Nevertheless, the nine books of his literary letters, addressed to many friends and relations, remain a vivid advertisement for the very same ivory-towered seclusion he deplored to Syagrius. Ardent patriot though Sidonius felt himself to be, his letters perfectly depict an aristocracy which, although living under the very shadow of the Germans, was content to bask in the last feeble rays of the Imperial sun, largely indifferent to the encroaching darkness. At Rome, too, the ten books of epistles composed by Symmachus, two generations earlier, had revealed that the elegant metropolitan nobility of his time could scarcely spare a thought for public affairs, or worry about the menacing storm.
When the writer
On Matters of Warfare
suggested that provincial landowners living near areas threatened by German invasion should help to build up the Imperial defences, he may have been attempting a sardonic joke. As he must have known, there was no chance that this would happen. They were quite content with keeping the fortifications of their own palaces in good trim. In spite of frequent lip-service to the romantic concept of Eternal Rome, many noblemen were not prepared to lift a finger to save it. Indeed Orosius and Salvian accused a number of aristocrats of decamping to the barbarians, whom they even bribed, added Orosius, to escort them and carry their baggage.
It is true that, though they did not know it, these landowners, with their scribes and libraries and literary tastes, were playing a historic role in transmitting the culture of the past through and beyond the downfall of the Western Empire to future generations. But their escape from the practical tasks of patriotic service and defence was one of the reasons why the Empire fell at all.
One such landowner, the poet Ausonius, objecting strongly because his fellow-magnate Paulinus wanted to withdraw from his lands and become a churchman, could point to the chaos that would ensue if Paulinus' estates were broken up. It could equally have been argued, however, that the proprietors were centrifugal forces of destruction. Nor was that merely because of their passive failure to associate themselves with the Empire's needs. They also undermined the state in a very active fashion. For of all the obstacles to efficient and honest administration, they were the worst. They forcibly ejected collectors of taxes, harboured deserters and brigands, and repeatedly took the law into their own hands.
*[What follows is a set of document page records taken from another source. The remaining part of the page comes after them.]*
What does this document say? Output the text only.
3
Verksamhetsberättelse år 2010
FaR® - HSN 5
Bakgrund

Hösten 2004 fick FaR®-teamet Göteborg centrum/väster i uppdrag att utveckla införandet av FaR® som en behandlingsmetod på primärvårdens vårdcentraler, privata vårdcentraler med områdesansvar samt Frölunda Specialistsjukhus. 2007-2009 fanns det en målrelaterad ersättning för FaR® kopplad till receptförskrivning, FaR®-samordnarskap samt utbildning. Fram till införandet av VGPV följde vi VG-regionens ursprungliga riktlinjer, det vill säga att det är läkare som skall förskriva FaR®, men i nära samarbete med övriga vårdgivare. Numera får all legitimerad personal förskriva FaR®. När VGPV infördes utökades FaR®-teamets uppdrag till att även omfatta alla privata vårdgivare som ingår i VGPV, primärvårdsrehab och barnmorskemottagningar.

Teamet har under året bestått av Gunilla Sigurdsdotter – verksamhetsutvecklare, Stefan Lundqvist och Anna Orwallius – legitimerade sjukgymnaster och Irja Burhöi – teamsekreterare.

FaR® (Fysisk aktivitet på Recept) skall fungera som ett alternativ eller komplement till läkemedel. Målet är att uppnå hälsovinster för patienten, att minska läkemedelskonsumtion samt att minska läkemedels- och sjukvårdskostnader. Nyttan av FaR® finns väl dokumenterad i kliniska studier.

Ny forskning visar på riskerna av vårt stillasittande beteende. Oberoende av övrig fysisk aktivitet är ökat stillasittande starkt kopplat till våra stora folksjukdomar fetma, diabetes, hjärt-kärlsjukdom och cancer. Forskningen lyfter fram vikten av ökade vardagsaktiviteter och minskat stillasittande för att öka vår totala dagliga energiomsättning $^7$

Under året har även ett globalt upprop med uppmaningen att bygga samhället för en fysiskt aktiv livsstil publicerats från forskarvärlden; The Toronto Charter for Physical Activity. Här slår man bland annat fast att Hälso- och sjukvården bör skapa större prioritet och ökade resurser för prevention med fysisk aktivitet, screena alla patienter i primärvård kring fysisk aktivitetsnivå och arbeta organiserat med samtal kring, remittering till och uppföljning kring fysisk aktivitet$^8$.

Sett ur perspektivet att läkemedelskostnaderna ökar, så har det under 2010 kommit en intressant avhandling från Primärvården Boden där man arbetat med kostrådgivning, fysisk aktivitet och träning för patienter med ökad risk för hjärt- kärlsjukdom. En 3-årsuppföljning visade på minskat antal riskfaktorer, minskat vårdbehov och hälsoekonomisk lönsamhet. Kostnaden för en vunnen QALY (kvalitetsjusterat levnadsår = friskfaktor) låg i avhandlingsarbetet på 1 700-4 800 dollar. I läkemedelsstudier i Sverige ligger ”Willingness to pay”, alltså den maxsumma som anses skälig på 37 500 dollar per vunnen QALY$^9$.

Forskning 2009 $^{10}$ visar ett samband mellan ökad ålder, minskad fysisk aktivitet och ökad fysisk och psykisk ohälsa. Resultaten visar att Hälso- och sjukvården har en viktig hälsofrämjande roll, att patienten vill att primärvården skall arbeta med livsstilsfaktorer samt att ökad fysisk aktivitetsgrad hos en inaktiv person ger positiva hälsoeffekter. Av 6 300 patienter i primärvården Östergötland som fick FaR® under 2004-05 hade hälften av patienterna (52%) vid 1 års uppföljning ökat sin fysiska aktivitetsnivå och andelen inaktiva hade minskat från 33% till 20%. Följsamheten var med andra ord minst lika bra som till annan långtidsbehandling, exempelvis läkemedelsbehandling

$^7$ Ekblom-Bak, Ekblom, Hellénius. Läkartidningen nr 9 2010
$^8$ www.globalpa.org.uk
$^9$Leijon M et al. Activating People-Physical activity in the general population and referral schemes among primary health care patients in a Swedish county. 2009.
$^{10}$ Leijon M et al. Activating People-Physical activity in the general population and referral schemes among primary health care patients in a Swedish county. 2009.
Symmachus declared it to be perfectly right that any provincial governor, when performing his duties as a judge, should favour nobles and gentry against the proletariat. They possessed their own private prisons: Theodosius i, receiving complaints about their arrogant behaviour, forbade them to maintain such establishments, but he spoke in vain. Ammianus told of local potentates whose 'private properties were enlarged by public disasters'. When the Germans broke into the Empire in 410, the selfish egotism of some of the landowners - especially a great lady named Proba - was reported to be making the appalling task of the government a good deal harder than it had been already.